Monday, February 05, 2018


03:00pm - 04:00pm


CPE 2.204


Speaker:  Dr. Tohren Kibbey, Professor in the School of Civil Engineering and Environmental Science (CEES) at the University of Oklahoma

Title of Seminar: “Water Film Configuration and Flow at the Grain-Surface Scale in Porous Media”

Abstract: Water films exist on the surfaces of hydrophilic media during unsaturated and multiphase flow, and are ubiquitous in the environment.  For example, a single cubic meter of a fine sand near its residual saturation can contain as much as 30,000 square meters of air-water interface associated with thin water films on grain surfaces.  Because any mass transfer between fluid phases in porous media occurs at interfaces, an understanding of the behavior of water films is central to developing a quantitative understanding of the dynamics of transport and mass transfer during unsaturated and multiphase flow.  Until recently, water films have been largely considered to be present in the form of adsorbed water, with thicknesses on the scale of nanometers.  However, recent evidence suggests that water films may be held by capillary forces under many common conditions in natural media, with average thicknesses two or more orders of magnitude greater than those of adsorbed films.  The implication of this finding is that the mobility of solutes in water films may be much greater than previously thought.  This presentation explores the configurations and flow of water films in unsaturated media, and the accompanying implications for solute mobility.

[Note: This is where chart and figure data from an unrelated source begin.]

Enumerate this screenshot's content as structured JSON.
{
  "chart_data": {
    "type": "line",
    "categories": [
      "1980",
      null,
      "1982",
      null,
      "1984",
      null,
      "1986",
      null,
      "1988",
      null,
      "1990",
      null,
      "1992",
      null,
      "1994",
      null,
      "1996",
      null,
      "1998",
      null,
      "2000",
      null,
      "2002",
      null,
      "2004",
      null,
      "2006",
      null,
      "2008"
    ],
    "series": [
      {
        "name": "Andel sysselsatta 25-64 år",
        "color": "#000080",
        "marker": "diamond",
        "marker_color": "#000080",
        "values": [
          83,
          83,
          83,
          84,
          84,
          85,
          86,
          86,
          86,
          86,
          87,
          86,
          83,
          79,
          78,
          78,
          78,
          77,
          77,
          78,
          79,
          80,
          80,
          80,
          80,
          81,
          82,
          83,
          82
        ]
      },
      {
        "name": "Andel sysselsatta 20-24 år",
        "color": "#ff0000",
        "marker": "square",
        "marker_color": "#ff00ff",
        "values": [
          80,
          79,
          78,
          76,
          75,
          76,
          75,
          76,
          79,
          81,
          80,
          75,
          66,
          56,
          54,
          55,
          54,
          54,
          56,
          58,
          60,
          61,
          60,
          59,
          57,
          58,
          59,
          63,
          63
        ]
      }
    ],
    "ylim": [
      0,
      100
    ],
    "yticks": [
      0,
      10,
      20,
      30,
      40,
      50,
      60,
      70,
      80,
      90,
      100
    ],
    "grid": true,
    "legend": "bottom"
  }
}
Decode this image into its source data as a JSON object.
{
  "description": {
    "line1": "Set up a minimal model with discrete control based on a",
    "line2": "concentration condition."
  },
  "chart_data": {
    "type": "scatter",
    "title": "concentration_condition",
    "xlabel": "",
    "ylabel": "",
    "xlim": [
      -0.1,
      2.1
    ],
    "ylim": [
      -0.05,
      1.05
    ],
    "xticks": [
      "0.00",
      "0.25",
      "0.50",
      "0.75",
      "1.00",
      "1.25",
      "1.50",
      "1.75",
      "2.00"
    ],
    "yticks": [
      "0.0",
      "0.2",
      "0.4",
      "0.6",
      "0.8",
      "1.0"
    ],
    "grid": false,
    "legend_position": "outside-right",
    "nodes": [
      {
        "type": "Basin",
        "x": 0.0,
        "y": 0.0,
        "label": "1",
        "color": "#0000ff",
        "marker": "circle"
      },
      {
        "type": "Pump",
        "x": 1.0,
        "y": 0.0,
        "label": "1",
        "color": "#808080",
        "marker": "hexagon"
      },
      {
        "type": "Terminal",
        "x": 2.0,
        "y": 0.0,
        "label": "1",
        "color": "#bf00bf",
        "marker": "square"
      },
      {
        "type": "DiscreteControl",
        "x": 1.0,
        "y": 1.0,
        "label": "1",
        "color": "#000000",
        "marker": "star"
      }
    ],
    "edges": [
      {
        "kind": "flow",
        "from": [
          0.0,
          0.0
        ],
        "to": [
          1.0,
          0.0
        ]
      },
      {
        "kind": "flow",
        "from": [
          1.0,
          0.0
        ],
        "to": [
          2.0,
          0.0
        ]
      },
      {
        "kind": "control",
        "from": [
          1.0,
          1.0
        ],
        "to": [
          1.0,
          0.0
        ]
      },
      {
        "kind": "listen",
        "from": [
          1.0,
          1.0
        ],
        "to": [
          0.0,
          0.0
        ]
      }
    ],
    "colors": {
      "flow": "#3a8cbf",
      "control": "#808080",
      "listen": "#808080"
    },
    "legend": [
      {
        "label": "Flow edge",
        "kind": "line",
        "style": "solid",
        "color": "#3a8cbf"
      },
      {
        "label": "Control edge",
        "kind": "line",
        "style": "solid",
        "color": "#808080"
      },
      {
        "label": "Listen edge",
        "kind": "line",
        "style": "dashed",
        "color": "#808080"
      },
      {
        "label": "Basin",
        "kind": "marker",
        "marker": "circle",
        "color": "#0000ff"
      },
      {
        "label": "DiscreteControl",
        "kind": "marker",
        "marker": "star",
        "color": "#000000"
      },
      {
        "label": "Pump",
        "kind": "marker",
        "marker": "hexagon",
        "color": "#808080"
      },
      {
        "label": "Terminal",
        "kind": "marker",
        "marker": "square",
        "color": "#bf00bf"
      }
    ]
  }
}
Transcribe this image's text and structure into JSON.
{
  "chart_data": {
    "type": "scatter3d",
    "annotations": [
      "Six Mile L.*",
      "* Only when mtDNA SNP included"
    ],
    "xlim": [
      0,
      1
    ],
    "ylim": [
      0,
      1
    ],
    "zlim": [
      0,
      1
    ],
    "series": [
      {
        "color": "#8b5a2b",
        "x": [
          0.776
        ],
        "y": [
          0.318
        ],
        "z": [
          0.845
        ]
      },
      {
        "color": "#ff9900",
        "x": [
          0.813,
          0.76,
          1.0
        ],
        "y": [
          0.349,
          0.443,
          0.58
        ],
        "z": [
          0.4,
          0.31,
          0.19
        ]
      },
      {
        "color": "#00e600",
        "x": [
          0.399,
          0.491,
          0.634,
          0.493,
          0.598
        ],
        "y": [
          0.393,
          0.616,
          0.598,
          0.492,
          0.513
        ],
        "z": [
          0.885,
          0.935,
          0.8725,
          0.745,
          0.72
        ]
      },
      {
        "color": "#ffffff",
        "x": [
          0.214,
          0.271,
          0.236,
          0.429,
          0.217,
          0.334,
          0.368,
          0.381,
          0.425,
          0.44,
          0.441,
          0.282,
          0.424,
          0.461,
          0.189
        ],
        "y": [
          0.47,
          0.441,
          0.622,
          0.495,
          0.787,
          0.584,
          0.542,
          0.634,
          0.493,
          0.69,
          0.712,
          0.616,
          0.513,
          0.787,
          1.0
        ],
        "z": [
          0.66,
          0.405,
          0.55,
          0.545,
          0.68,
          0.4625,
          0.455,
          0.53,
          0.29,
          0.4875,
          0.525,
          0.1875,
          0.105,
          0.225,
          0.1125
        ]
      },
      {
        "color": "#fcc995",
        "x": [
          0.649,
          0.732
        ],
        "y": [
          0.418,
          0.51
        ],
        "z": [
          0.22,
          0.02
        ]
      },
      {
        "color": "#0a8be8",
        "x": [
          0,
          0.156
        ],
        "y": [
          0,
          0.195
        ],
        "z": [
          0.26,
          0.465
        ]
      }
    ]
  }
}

Biography:   Dr. Tohren Kibbey is Lloyd G. and Joyce Austin Presidential Professor in the School of Civil Engineering and Environmental Science (CEES) at the University of Oklahoma, where he has been a faculty member since 1999.  Dr. Kibbey’s work has spanned a wide range of topics related to surface and interfacial phenomena, including mixed surfactant adsorption and partitioning, the effect of surface active compounds on pharmaceutical transport, and surfactant-based aqueous oilseed extraction.  Much of Dr. Kibbey’s recent work has focused on topics related to unsaturated porous media, including studies related to wettability, dynamic capillary effects, dynamic transport of manufactured nanomaterials in unsaturated porous media, and flow and phase transformations in wetting films at the sub-pore scale.